We could also demand state government make treatment for addiction available "on request" using proven, recommended approaches. State Rep. Antonio "Moe" Maestas will again introduce a bill to divert first-time offenders with drug and alcohol addictions out of the criminal justice system and into treatment.


That will save the state a lot of money and produce far better results than jail time. There is no justification for telling an addict who wants to get clean “we have no room for you right now.” Waiting for a space can mean death.


Medicaid rules should be changed to cover treatment for addicted persons (in other words, let the feds pick up three-quarters of the tab). Thirty states are already covering methadone-assisted treatment through Medicaid. Several even have a special category of Medicaid for treatment of substance abuse disorders. As it is now, New Mexico’s version of Medicaid will pay for the buprenorphine prescription but not for the doctor’s time seeing the patient to prescribe it. This is counterproductive and serves to limit the number of addicts who can be treated.


We also ought to direct our state’s behavioral-health management company, OptumHealth, to pay for buprenorphine in primary care settings. As it is now, Optum will only pay for prescriptions written by psychiatrists. The company should be urged to continue to pay for counseling services that provide desperately needed support for medication-based treatment.


Trigg also says people leaving jails or prisons ought to be linked with voluntary treatment after they’re released. This would prevent potentially deadly relapses after they get out, he adds. We could have buprenorphine vouchers (for addicts not eligible for Medicaid) and increase the number of physicians who are trained and licensed to prescribe them.


Finally, he insists our budget crisis can’t be used as an excuse to avoid action. We already have enough money in the system.

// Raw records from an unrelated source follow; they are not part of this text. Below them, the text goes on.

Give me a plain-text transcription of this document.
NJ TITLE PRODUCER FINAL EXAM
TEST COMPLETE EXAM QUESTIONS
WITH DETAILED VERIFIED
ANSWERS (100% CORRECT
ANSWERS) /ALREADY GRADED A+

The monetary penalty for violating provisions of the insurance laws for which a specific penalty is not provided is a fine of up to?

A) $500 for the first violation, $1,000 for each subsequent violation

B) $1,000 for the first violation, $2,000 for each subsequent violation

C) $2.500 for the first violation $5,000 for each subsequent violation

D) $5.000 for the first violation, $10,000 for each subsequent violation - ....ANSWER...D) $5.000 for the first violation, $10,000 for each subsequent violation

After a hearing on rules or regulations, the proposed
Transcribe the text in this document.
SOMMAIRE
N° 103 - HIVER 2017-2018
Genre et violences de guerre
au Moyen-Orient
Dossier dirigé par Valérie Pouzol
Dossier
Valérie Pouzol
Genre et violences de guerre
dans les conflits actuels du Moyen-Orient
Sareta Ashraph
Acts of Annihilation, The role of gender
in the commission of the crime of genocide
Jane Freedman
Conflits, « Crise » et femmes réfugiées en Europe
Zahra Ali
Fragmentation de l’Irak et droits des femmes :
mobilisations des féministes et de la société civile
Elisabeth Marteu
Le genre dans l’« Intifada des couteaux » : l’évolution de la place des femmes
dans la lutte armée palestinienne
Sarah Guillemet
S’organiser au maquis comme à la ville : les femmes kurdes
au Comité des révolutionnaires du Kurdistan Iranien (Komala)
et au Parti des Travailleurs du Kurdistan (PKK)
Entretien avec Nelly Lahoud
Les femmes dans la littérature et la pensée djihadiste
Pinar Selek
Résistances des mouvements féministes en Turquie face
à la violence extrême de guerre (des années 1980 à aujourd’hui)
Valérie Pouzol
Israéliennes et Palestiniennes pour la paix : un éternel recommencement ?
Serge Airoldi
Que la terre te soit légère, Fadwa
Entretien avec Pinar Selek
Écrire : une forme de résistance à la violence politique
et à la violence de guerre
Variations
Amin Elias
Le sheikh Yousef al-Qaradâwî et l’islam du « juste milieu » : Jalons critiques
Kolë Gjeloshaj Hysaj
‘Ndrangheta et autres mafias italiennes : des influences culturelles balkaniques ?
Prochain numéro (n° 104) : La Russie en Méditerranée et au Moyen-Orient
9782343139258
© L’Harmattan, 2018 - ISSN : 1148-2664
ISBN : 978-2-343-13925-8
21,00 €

The challenge is to use it better.


Trigg has been at this a long time. He’s seen public health progress—and he’s seen it suffer setbacks. What he advocates now is basic: Let’s start using existing resources to put an end to this killer plague. Let’s not continue to bury our heads in the sand about it. Once the lethal crisis is under control, then we can begin working on realistic prevention and education programs with some hope of success.